For someone who loves nature, as I do, this peaceful, quiet retreat was heaven on earth. The house overlooked a good-sized creek (Mike, my son, once caught a brook trout in it). Because it was richly stocked with everything from crawdads to water snakes, it attracted an abundance of birds: A bald eagle swooped in to land on a branch, surveying the water for any hint of fish movement; two great blue herons were frequent visitors; and on a branch overhanging a quarter-acre spring-fed pond I had excavated, a belted kingfisher shot like a bullet into its depths to fly off with one of the koi (Chinese carp) I'd added to eat the algae.
And of course my many feeders attracted a multitude of songbirds and hummingbirds.
With the 12-acre woods awash in trilliums and other wildflowers in spring and a hill made for small-boy snowboarding behind the barn, the farm was truly paradise found. Country nights, unpolluted by manmade light, are so dark the stars glitter like far-off flecks of tinsel. In summer, as flocks of fireflies glint on and off, the two seem to converge, creating a light show that fills the heart with wonder.
Still, just as I was facing the hard reality that I no longer had the resources to support the farm, Mike, at 16, was more interested in keeping his Camaro running than he was in walking the fields to find arrowheads or taking jar and strainer to shallow wetlands in the woods in search of tadpoles.

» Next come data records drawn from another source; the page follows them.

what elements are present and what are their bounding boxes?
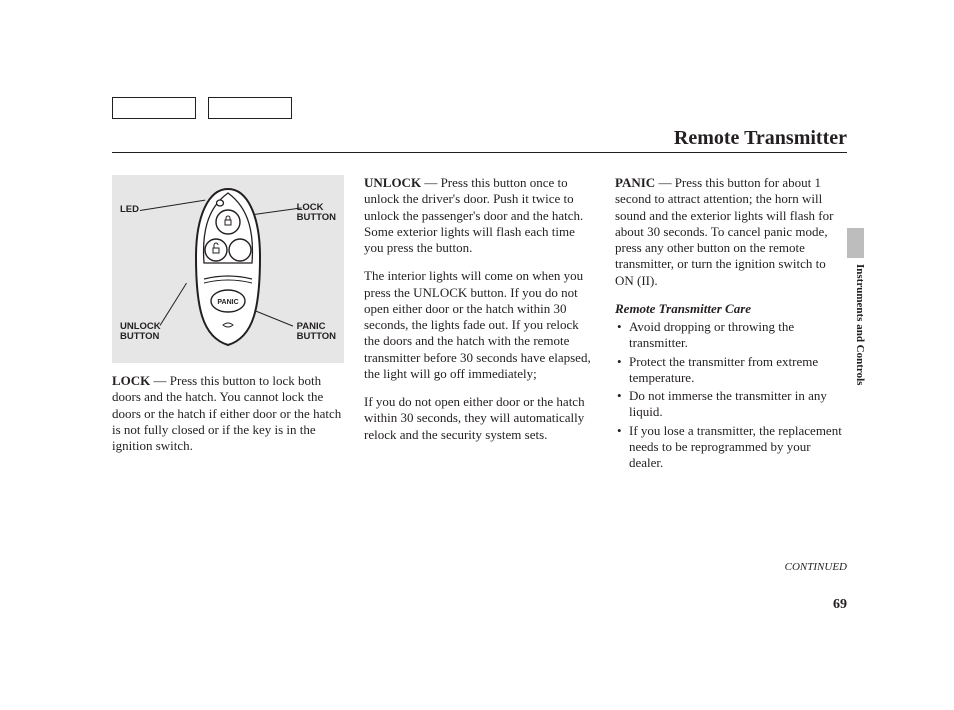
unlock-paragraph-2: The interior lights will come on when yo… [364, 268, 595, 382]
column-3: PANIC — Press this button for about 1 se… [615, 175, 846, 473]
lead-unlock [160, 283, 187, 326]
care-item: If you lose a transmitter, the replaceme… [629, 423, 846, 472]
svg-text:PANIC: PANIC [217, 299, 238, 306]
care-item: Do not immerse the transmitter in any li… [629, 388, 846, 421]
panic-lead: PANIC [615, 175, 655, 190]
lock-paragraph: LOCK — Press this button to lock both do… [112, 373, 344, 454]
care-item: Protect the transmitter from extreme tem… [629, 354, 846, 387]
label-lock: LOCK BUTTON [297, 203, 336, 224]
continued-label: CONTINUED [785, 561, 847, 573]
remote-fob-icon: PANIC [190, 187, 266, 347]
top-box-2[interactable] [208, 97, 292, 119]
page-title: Remote Transmitter [674, 127, 847, 150]
content-columns: LED LOCK BUTTON UNLOCK BUTTON PANIC BUTT… [112, 175, 846, 473]
panic-body: — Press this button for about 1 second t… [615, 175, 833, 288]
remote-diagram: LED LOCK BUTTON UNLOCK BUTTON PANIC BUTT… [112, 175, 344, 363]
care-item: Avoid dropping or throwing the transmitt… [629, 319, 846, 352]
label-panic: PANIC BUTTON [297, 322, 336, 343]
unlock-lead: UNLOCK [364, 175, 421, 190]
care-list: Avoid dropping or throwing the transmitt… [615, 319, 846, 471]
label-led: LED [120, 205, 139, 215]
unlock-paragraph-1b: Some exterior lights will flash each tim… [364, 224, 595, 257]
column-1: LED LOCK BUTTON UNLOCK BUTTON PANIC BUTT… [112, 175, 344, 473]
column-2: UNLOCK — Press this button once to unloc… [364, 175, 595, 473]
title-rule [112, 152, 847, 153]
page: Remote Transmitter Instruments and Contr… [0, 0, 954, 710]
top-link-boxes [112, 97, 292, 119]
section-side-text: Instruments and Controls [854, 264, 866, 385]
label-unlock: UNLOCK BUTTON [120, 322, 161, 343]
unlock-paragraph-1: UNLOCK — Press this button once to unloc… [364, 175, 595, 224]
top-box-1[interactable] [112, 97, 196, 119]
care-heading: Remote Transmitter Care [615, 301, 846, 317]
page-number: 69 [833, 597, 847, 613]
section-tab [847, 228, 864, 258]
lock-lead: LOCK [112, 373, 150, 388]
panic-paragraph: PANIC — Press this button for about 1 se… [615, 175, 846, 289]
unlock-paragraph-3: If you do not open either door or the ha… [364, 394, 595, 443]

Since selling the farm, the past several years have found us moving from one successively smaller apartment to another.
We're not alone.
When I was managing editor of the weekly in Pleasanton--where the average home price is well over $1 million--a former mayor told me about six elderly women found living in a converted garage, partitioned down the middle. The executive director of a health services agency devoted to the un- and under-insured told me many of those coming in for free health care now are college graduates who lost their jobs during the dot.com bust.

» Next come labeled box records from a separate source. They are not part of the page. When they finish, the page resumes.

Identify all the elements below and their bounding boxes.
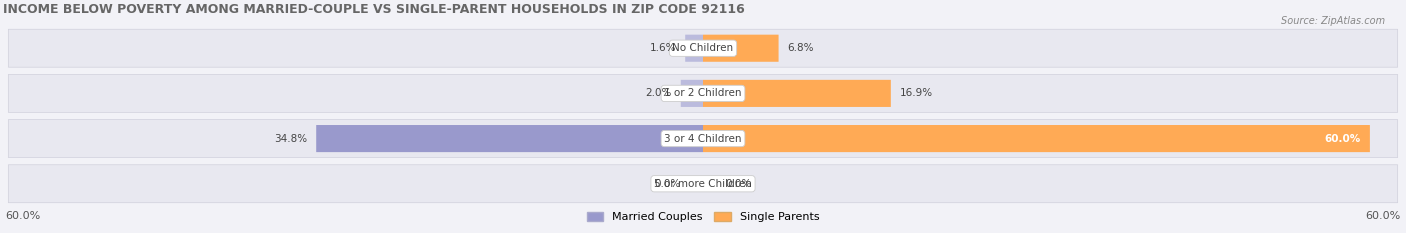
Text: 0.0%: 0.0% bbox=[725, 179, 751, 189]
FancyBboxPatch shape bbox=[703, 125, 1369, 152]
FancyBboxPatch shape bbox=[316, 125, 703, 152]
FancyBboxPatch shape bbox=[703, 80, 891, 107]
Text: 1 or 2 Children: 1 or 2 Children bbox=[664, 88, 742, 98]
FancyBboxPatch shape bbox=[8, 29, 1398, 67]
Text: 3 or 4 Children: 3 or 4 Children bbox=[664, 134, 742, 144]
Text: 60.0%: 60.0% bbox=[1365, 211, 1400, 221]
Text: Source: ZipAtlas.com: Source: ZipAtlas.com bbox=[1281, 16, 1385, 26]
Text: INCOME BELOW POVERTY AMONG MARRIED-COUPLE VS SINGLE-PARENT HOUSEHOLDS IN ZIP COD: INCOME BELOW POVERTY AMONG MARRIED-COUPL… bbox=[3, 3, 745, 16]
FancyBboxPatch shape bbox=[8, 165, 1398, 203]
Text: 2.0%: 2.0% bbox=[645, 88, 672, 98]
FancyBboxPatch shape bbox=[703, 35, 779, 62]
Text: No Children: No Children bbox=[672, 43, 734, 53]
Text: 6.8%: 6.8% bbox=[787, 43, 814, 53]
Text: 60.0%: 60.0% bbox=[1324, 134, 1361, 144]
Text: 5 or more Children: 5 or more Children bbox=[654, 179, 752, 189]
Text: 1.6%: 1.6% bbox=[650, 43, 676, 53]
Text: 0.0%: 0.0% bbox=[655, 179, 681, 189]
FancyBboxPatch shape bbox=[8, 74, 1398, 112]
Text: 16.9%: 16.9% bbox=[900, 88, 932, 98]
FancyBboxPatch shape bbox=[685, 35, 703, 62]
FancyBboxPatch shape bbox=[681, 80, 703, 107]
Text: 60.0%: 60.0% bbox=[6, 211, 41, 221]
Text: 34.8%: 34.8% bbox=[274, 134, 308, 144]
FancyBboxPatch shape bbox=[8, 120, 1398, 158]
Legend: Married Couples, Single Parents: Married Couples, Single Parents bbox=[582, 207, 824, 227]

Mike's been away at school for over two years, so when I got this job, it propelled me to do what I should have done the minute he left home: move out of the two-bedroom rented townhouse I no longer needed (and couldn't really afford in the first place) into something cheaper, since a kid in college is not the world's least expensive proposition.
I finally settled on a studio. Although it's in a big old converted one-time mansion in San Jose bounded by wide sidewalks and 100-year-old landscaping (big trees), it's yet another adjustment in the "personal space" department.

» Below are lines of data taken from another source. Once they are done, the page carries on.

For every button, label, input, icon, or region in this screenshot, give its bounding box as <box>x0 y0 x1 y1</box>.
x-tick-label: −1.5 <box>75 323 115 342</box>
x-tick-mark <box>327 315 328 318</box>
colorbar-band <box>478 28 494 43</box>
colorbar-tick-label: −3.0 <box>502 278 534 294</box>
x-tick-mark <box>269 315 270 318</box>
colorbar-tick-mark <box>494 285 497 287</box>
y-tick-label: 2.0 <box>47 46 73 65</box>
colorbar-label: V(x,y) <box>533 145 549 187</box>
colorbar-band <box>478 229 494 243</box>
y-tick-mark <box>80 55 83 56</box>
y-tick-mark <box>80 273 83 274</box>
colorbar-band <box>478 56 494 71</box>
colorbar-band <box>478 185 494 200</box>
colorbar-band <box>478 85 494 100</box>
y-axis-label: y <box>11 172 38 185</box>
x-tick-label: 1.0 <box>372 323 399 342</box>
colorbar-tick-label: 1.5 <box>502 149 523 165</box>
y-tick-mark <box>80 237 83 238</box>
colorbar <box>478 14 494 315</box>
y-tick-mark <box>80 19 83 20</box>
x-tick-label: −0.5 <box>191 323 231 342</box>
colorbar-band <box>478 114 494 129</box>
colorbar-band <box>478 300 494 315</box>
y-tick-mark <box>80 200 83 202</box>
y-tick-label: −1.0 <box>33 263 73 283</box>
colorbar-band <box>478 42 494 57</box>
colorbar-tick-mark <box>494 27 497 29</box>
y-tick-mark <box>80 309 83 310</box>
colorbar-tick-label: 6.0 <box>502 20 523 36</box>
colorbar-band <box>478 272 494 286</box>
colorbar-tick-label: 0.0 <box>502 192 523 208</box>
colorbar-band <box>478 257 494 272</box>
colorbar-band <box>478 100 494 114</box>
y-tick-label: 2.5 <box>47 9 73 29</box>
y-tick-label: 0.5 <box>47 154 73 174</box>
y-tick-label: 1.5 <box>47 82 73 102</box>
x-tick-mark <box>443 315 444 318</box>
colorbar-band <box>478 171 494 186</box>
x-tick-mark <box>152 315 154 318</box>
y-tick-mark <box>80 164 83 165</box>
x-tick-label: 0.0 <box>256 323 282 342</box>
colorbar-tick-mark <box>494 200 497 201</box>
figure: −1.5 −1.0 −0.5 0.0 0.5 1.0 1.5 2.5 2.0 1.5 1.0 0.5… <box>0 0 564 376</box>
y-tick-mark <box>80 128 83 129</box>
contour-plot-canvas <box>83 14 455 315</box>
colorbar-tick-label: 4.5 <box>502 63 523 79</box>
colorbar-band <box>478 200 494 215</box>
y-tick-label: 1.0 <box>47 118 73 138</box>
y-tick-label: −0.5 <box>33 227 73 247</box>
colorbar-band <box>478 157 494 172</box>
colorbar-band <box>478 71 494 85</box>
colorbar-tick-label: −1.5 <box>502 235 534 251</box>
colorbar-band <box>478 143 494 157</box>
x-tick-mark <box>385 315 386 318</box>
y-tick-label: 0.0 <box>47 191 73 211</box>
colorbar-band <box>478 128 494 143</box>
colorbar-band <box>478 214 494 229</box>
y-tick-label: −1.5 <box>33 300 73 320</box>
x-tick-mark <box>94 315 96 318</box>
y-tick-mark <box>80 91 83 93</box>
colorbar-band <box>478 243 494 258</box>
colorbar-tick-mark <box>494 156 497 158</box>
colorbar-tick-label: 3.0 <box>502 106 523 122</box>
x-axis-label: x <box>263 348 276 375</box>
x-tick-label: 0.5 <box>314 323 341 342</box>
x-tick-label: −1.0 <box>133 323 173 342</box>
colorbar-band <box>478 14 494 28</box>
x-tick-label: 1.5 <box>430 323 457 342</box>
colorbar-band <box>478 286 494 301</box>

As my movers drove away and I was trying to straighten up a collection of outdoor plants I hoped my new landlord and co-tenants wouldn't object to, a man approached me, said he'd noticed I was moving in, and asked if I needed any help. I had just been engaged in conversation with one of my new neighbors who'd expressed interest in helping me plant the tea roses I'd also uprooted and brought with me. Once done rearranging the potted plants, I'd planned to take the outdoor rocker around to the wide, covered, tree-shaded front porch. Exhausted from the move, I nodded gratefully and said, "You can take that rocker around to the porch if you want to."
He did and minutes later was back asking me if I needed anything else, "anything at all."
I smiled, thanked him and said, no, that was it.
As he walked away, the young man I'd been talking to about the roses said, "That's the guy who lives in his car. See that blue one parked on the curb?"
I saw a faded old finned gas-guzzler with nearly flat tires.
In a doorway across the street huddled a small group who looked like they would love to have a dry old car to sleep in.
Each morning when I walk Dodger, I exchange pleasantries with the industrious soul fishing cans and bottles out of Dumpsters into six bulging plastic bags hanging from his shopping cart. He must start before dawn.
And as I sit here, typing this in the comfort of my cozy, clean studio with its high ceilings and broad bay windows, I think, aren't I lucky?